Giorgione’s landscapes are even more enigmatic than his portraits. His most famous, The Tempest (c1508), shows a naked woman sitting on a grassy bank breastfeeding a child while a nonchalantly posed man looks on. Lightning flashes against the storm clouds in the distance. Two awkward, truncated pillars rise up from a brief section of wall like broken teeth. Do they indicate a life cut short? Is this a painting about the fragile nature of life? Although theories abound – and convincing ones at that – no one knows for sure. “I have never understood his figures, nor have I ever, with my questioning, found anyone who did,” said Giorgio Vasari in his The Lives of the Artists. It is unlike the garrulous Vasari to be short of words.
This exhibition gives visitors the chance to play detective with a similarly mysterious landscape. Il Tramonto (The Sunset) (c1502-05) was discovered badly damaged in the 1930s and attempts at restoration have only deepened the mystery. Saint George sits on his nervous white stead on a rocky plateau, while slaying a rather unimpressively labrador-sized dragon. This is a 20th-century addition, as are a number of odd little creatures lurking in the shadows. A hermit on the far right of the composition has been heavily repainted, casting doubt on whether there was ever a figure on that ruined section of canvas. But the watery orange sunset that hovers above the impossibly brilliant blue hills in the distance has been proven to be the product of the author’s brush. A spindly sapling rises bravely in the centre of the canvas, announcing itself the star of the composition. Below it sits the only figures that are accepted as Giorgione’s. But no one knows who they are. The older man tends the leg of his younger companion. Are these men Saint Roch and his attendant Gothardus? Or does this travelling duo have classical roots? The truth remains frustratingly out of reach.

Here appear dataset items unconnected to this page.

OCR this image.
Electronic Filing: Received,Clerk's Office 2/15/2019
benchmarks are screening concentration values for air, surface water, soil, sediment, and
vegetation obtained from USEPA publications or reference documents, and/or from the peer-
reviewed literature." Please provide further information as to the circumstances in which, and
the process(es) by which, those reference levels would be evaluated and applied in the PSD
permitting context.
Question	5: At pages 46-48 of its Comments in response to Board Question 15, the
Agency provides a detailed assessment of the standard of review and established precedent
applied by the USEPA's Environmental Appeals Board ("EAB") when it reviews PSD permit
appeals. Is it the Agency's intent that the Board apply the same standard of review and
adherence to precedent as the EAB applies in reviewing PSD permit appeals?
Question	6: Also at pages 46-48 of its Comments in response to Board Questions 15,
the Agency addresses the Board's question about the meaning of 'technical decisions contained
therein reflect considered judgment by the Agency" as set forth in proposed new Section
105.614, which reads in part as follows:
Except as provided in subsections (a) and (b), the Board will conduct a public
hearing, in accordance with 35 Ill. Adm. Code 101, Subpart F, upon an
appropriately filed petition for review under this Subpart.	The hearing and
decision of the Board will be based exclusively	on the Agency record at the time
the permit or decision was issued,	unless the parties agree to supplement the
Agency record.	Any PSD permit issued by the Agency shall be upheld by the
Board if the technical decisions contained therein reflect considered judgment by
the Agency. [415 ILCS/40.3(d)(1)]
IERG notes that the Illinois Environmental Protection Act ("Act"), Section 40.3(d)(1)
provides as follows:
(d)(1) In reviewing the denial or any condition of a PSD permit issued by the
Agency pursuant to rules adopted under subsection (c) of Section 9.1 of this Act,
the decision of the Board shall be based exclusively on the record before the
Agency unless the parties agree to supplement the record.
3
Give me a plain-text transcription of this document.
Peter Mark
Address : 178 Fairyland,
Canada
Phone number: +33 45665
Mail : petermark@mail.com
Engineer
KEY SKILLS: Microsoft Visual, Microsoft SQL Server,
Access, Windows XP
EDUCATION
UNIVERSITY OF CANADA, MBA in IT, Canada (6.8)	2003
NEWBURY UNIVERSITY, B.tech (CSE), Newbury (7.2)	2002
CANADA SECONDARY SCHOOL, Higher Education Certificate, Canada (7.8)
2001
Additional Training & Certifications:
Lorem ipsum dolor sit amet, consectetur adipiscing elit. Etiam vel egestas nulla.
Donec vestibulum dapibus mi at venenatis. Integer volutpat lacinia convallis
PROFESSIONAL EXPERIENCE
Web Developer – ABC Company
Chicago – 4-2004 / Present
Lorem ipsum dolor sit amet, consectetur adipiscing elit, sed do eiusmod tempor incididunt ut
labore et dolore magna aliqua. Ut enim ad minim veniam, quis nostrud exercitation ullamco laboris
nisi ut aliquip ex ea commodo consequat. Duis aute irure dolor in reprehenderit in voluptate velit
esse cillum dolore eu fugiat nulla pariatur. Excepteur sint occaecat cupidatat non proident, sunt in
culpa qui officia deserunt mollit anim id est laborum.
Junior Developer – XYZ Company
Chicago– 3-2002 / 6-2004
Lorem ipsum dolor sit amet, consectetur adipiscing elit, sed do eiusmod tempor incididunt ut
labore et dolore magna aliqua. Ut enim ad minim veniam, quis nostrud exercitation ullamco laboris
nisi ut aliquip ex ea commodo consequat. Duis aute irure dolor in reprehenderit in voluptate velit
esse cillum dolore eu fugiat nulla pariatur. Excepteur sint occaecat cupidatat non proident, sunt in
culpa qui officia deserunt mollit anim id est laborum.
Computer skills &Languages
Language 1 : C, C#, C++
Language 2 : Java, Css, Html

As well as restoring Giorgione’s reputation as a master of mystery and insight, this exhibition also offers us works by his contemporaries for renewed consideration. Aside from the titanic Titian, a lesser name features heavily. Giovanni Cariani (around 1487-1547) is not an artist most will have heard of. The drawings that have been attributed to him are not the most accomplished examples of Renaissance draughtsmanship and his Lute Player is an oddly proportioned soul with a right eye that slips so far around the side of his face that were he viewed face-on, he would look most odd. But his portraits of plump, rosy women casting sideways glances in various allegorical guises are mischievous, beautifully coloured pieces that belong alongside the works of the Giorgione.
With so few extant works from Giorgione’s short career to familiarise oneself with, it is unlikely that you will leave this exhibition with any great sense of Giorgione the man, as his life and life’s work remain largely obscure. But the remarkable influence he had on his contemporaries provides us with tangible echoes of his innovations. This exhibition’s biggest achievement is to tease out the “Giogionesque” in painting at this seminal moment in the history of the Renaissance. And with so much left open-ended it is a good opportunity to train your eye and play the attribution game.